The downside to infrared heaters is that they can sometimes be ineffective in larger areas. Since they are meant to heat the objects around them, their reach can only extend to a certain area.
While there are a variety of infrared heater sizes on the market, the largest ones are still more limited in their heating area capacity than other styles.
Diesel Forced Air Heater
The most common style of heater that many homeowners are familiar with is a forced air heater. This design relies on diesel fuel to ignite and create a heat source.
That source is used to increase the temperature of a heating element within the unit, typically made from ceramic or metal. Once the heating element has reached optima temperature, a fan built into the unit begins to force air over the heating element and into the room.
As the air passes over and through the element, its temperature increases.
The fan also works to pull the cooler air within the room into the unit to be heated. This helps to better circulate the air into the room, creating a convection movement.
Forced air heaters are ideal for large rooms where little to no drafts are present.

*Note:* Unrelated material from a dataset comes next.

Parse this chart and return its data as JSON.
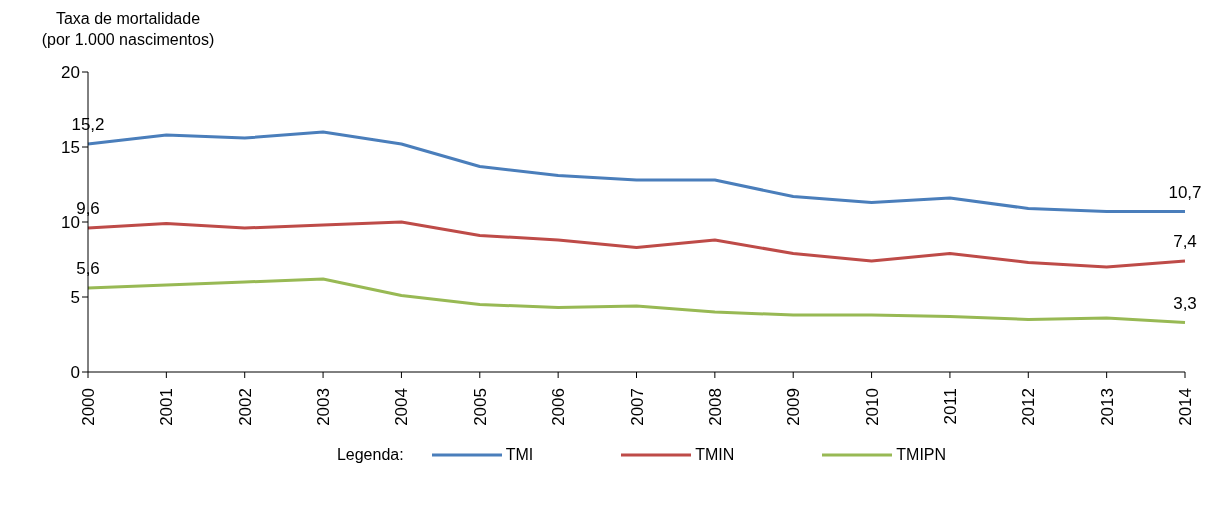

Any drafts or breezes can potentially effect the air circulation and potentially disrupt the heating process. They are extremely affordable and effective, making them ideal for use in nearly any room in the home.
One of the primary downsides to forced air heaters is they do tend to dry the air out slightly more than an infrared unit. While not normally an issue, this can make a difference to those with sensitive nasal issues.